Though it might not come out as expected but, it is human error and not malicious intent that is the primary cause of critical corporate data breaches. According to Gartner, Inc., more than 99 percent of firewall breaches are caused by misconfigurations rather than firewall flaws. With big money being invested for the protection of data in large organizations, CIOs must wake up to the fact that making fundamental changes in the way security is managed and configured, especially at the network level can actually go a long way in reducing the number of security breaches occurring through human error. It is critical for CIOs to identify ways to reduce network complexity and minimize the risk of human error across the security process thus improving the effectiveness of IT security.
Cloud Security: Cloud computing is not a new term for CIOs interested in executing cyber security programs. In simple words, cloud computing allows companies to outsource their IT infrastructure to a virtual environment which is either on a public or private cloud. Therefore cloud computing serves as an effective strategy to reduce technology costs and redundancies.
According to Gartner’s research report, security is the top concern for companies looking at migrating to the cloud. The “lack of confidence” in the security capabilities of the cloud service provider is the top reason why organisations hesitate to take the leap to cloud. Visibility, monitoring, access control etc are among a few security challenges faced by cloud providers. For instance, the disastrous web server failure of Amazon in April 2011 was a breach of service that temporarily brought down the online presence of thousands of its clients.
How will your business be affected if you are not able to access certain data on the cloud? What impact will it have on your customers? How do you make sure your data is not being incorrectly accessed? These are a few questions that CIOs must ask themselves before expanding their dependency on cloud.
As the number of mobile and smart devices accessing critical business information is rapidly on the rise, mobile device security becomes increasingly complicated to implement. The biggest threat here is the device itself. If left in wrong hands, it could be nothing short of a debacle. It is upon the CIOs to prioritize the execution of a policy that strictly lays down guidelines relating to usage and liability of both personal and company owned devices and that foresees the ways and means to combat incoming threats from mobile device usage. BYOD risks, is a high concern of any security manager today as it allows less control than ever on unauthorized access to enterprise data. As enterprise BYOD adoption rates continue to rise, organizations are on the lookout for a tradeoff between BYOD risks and rewards.

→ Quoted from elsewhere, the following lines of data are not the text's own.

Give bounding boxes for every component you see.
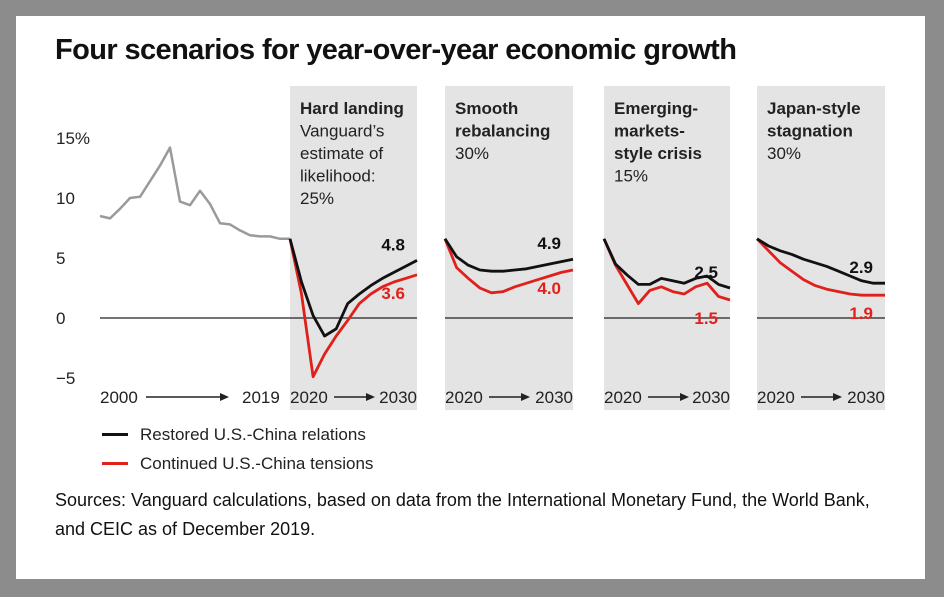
tensions-line — [288, 238, 418, 379]
y-tick-label: 0 — [56, 309, 65, 328]
source-note: Sources: Vanguard calculations, based on… — [55, 490, 870, 539]
scenario-note-line: likelihood: — [300, 167, 376, 186]
restored-end-label: 2.5 — [694, 263, 718, 282]
restored-end-label: 2.9 — [849, 258, 873, 277]
scenario-panel-background — [757, 86, 885, 410]
tensions-line — [443, 238, 574, 295]
scenario-title-line: Hard landing — [300, 99, 404, 118]
x-arrow-head — [220, 393, 229, 401]
scenario-title-line: rebalancing — [455, 122, 550, 141]
x-arrow-head — [833, 393, 842, 401]
legend: Restored U.S.-China relations Continued … — [102, 420, 373, 478]
legend-item-restored: Restored U.S.-China relations — [102, 420, 373, 449]
y-tick-label: 10 — [56, 189, 75, 208]
x-tick-label: 2030 — [692, 388, 730, 407]
legend-label-tensions: Continued U.S.-China tensions — [140, 453, 374, 473]
restored-line — [602, 238, 731, 290]
tensions-end-label: 4.0 — [537, 279, 561, 298]
x-arrow-head — [366, 393, 375, 401]
chart-card: Four scenarios for year-over-year econom… — [16, 16, 925, 579]
scenario-panel-background — [604, 86, 730, 410]
y-tick-label: 15% — [56, 129, 90, 148]
tensions-end-label: 1.5 — [694, 309, 718, 328]
legend-item-tensions: Continued U.S.-China tensions — [102, 449, 373, 478]
scenario-note-line: estimate of — [300, 144, 383, 163]
legend-swatch-restored — [102, 433, 128, 436]
restored-end-label: 4.8 — [381, 235, 405, 254]
x-arrow-head — [680, 393, 689, 401]
tensions-line — [602, 238, 731, 306]
legend-swatch-tensions — [102, 462, 128, 465]
tensions-end-label: 1.9 — [849, 304, 873, 323]
restored-line — [756, 237, 885, 285]
scenario-panel-background — [445, 86, 573, 410]
restored-line — [288, 238, 418, 338]
scenario-note-line: 15% — [614, 167, 648, 186]
x-tick-label: 2030 — [379, 388, 417, 407]
x-tick-label: 2019 — [242, 388, 280, 407]
chart-plot: 15% 10 5 0 −5 2000 2019 Hard landing Vanguard’s e… — [56, 86, 885, 410]
chart-title: Four scenarios for year-over-year econom… — [55, 34, 737, 66]
restored-line — [443, 238, 574, 273]
x-arrow-head — [521, 393, 530, 401]
scenario-note-line: Vanguard’s — [300, 122, 384, 141]
x-tick-label: 2020 — [757, 388, 795, 407]
x-tick-label: 2030 — [847, 388, 885, 407]
scenario-note-line: 30% — [455, 144, 489, 163]
scenario-title-line: stagnation — [767, 122, 853, 141]
legend-label-restored: Restored U.S.-China relations — [140, 424, 366, 444]
scenario-title-line: style crisis — [614, 144, 702, 163]
history-line — [99, 146, 290, 241]
y-tick-label: −5 — [56, 369, 75, 388]
restored-end-label: 4.9 — [537, 234, 561, 253]
y-tick-label: 5 — [56, 249, 65, 268]
scenario-note-line: 25% — [300, 189, 334, 208]
scenario-title-line: Smooth — [455, 99, 518, 118]
tensions-line — [755, 237, 885, 297]
tensions-end-label: 3.6 — [381, 284, 405, 303]
x-tick-label: 2030 — [535, 388, 573, 407]
x-tick-label: 2020 — [604, 388, 642, 407]
scenario-title-line: Emerging- — [614, 99, 698, 118]
scenario-note-line: 30% — [767, 144, 801, 163]
scenario-title-line: markets- — [614, 122, 685, 141]
x-tick-label: 2020 — [290, 388, 328, 407]
x-tick-label: 2000 — [100, 388, 138, 407]
x-tick-label: 2020 — [445, 388, 483, 407]
scenario-title-line: Japan-style — [767, 99, 861, 118]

There is no getting around the fact that it is infact a formidable task to ensure end to end IT security. It is hard to build a connected risk-aware-culture and it is even harder to change the existing culture. But as the stakes are high, it is highly recommended to have security essentials in place. Measures such as building security into design, controlling network access through monitored access points, centralized device settings and building an automated and unified system to manage and respond to incidents should be implemented to meet the growing cyber security challenges of the day.